Introduction
I'm currently developing a program in which I use Java.util.Collection.parallelStream(), and wondering if it's possible to make it more Multi-threaded.
Several small map
I was wondering if using multiple map might allow the Java.util.Collection.parallelStream() to distribute the tasks better:
List<InsertOneModel<Document>> bulkWrites = puzzles.parallelStream()
.map(gson::toJson)
.map(Document::parse)
.map(InsertOneModel::new)
.toList();
Single big map
For example a better distribution than:
List<InsertOneModel<Document>> bulkWrites = puzzles.parallelStream()
.map(puzzle -> new InsertOneModel<>(Document.parse(gson.toJson(puzzle))))
.toList();
Question
Is there one of the solutions that is more suitable for Java.util.Collection.parallelStream(), or the two have no big difference?
CodePudding user response:
I looked into the Stream source code. The result of a map operation is just fed into the next operation. So there is almost no difference between one big map() call or several small map() calls.

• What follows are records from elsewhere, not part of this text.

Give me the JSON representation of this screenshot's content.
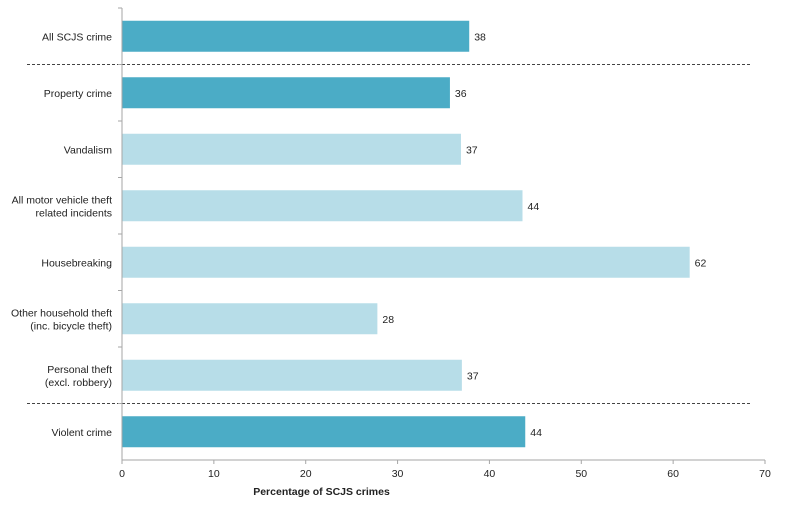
{
  "chart_data": {
    "type": "bar",
    "orientation": "horizontal",
    "categories": [
      "All SCJS crime",
      "Property crime",
      "Vandalism",
      "All motor vehicle theft related incidents",
      "Housebreaking",
      "Other household theft (inc. bicycle theft)",
      "Personal theft (excl. robbery)",
      "Violent crime"
    ],
    "category_lines": [
      [
        "All SCJS crime"
      ],
      [
        "Property crime"
      ],
      [
        "Vandalism"
      ],
      [
        "All motor vehicle theft",
        "related incidents"
      ],
      [
        "Housebreaking"
      ],
      [
        "Other household theft",
        "(inc. bicycle theft)"
      ],
      [
        "Personal theft",
        "(excl. robbery)"
      ],
      [
        "Violent crime"
      ]
    ],
    "values": [
      37.8,
      35.7,
      36.9,
      43.6,
      61.8,
      27.8,
      37.0,
      43.9
    ],
    "data_labels": [
      "38",
      "36",
      "37",
      "44",
      "62",
      "28",
      "37",
      "44"
    ],
    "bar_styles": [
      "dark",
      "dark",
      "light",
      "light",
      "light",
      "light",
      "light",
      "dark"
    ],
    "colors": {
      "dark": "#4bacc6",
      "light": "#b7dde8"
    },
    "separators_after": [
      0,
      6
    ],
    "xlabel": "Percentage of SCJS crimes",
    "ylabel": "",
    "xlim": [
      0,
      70
    ],
    "xticks": [
      0,
      10,
      20,
      30,
      40,
      50,
      60,
      70
    ],
    "grid": false,
    "legend": "none"
  }
}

And for the map() operation a parallel Stream makes no difference at all. Meaning each input object will be processed until the end by the same Thread in any case.
Also note: A parallel Stream only splits up the work if the operation chain allows it and there is enough data to process. So for a small Collection or a Collection that allows no random access, a parallel Stream behaves like a sequential Stream.
CodePudding user response:
I doubt that there is much different in performance, but even if you proved it did have quicker performance I would still prefer to see and use the first style in code I had to maintain.
The first multi-map style is easier for others to understand, it is easier to maintain and easier to debug - for example adding peek stages for any stage of the processing chain.
List<InsertOneModel<Document>> bulkWrites = puzzles.parallelStream()
.map(gson::toJson)
// easy to make changes for debug, moving peek up/down
// .peek(System.out::println)
.map(Document::parse)
// easy to filter:
// .filter(this::somecondition)
.map(InsertOneModel::new)
.toList();
If your requirements change - such as needing to filter the output, or capture the intermediate data by splitting to 2 collections, the first approach beats second every time.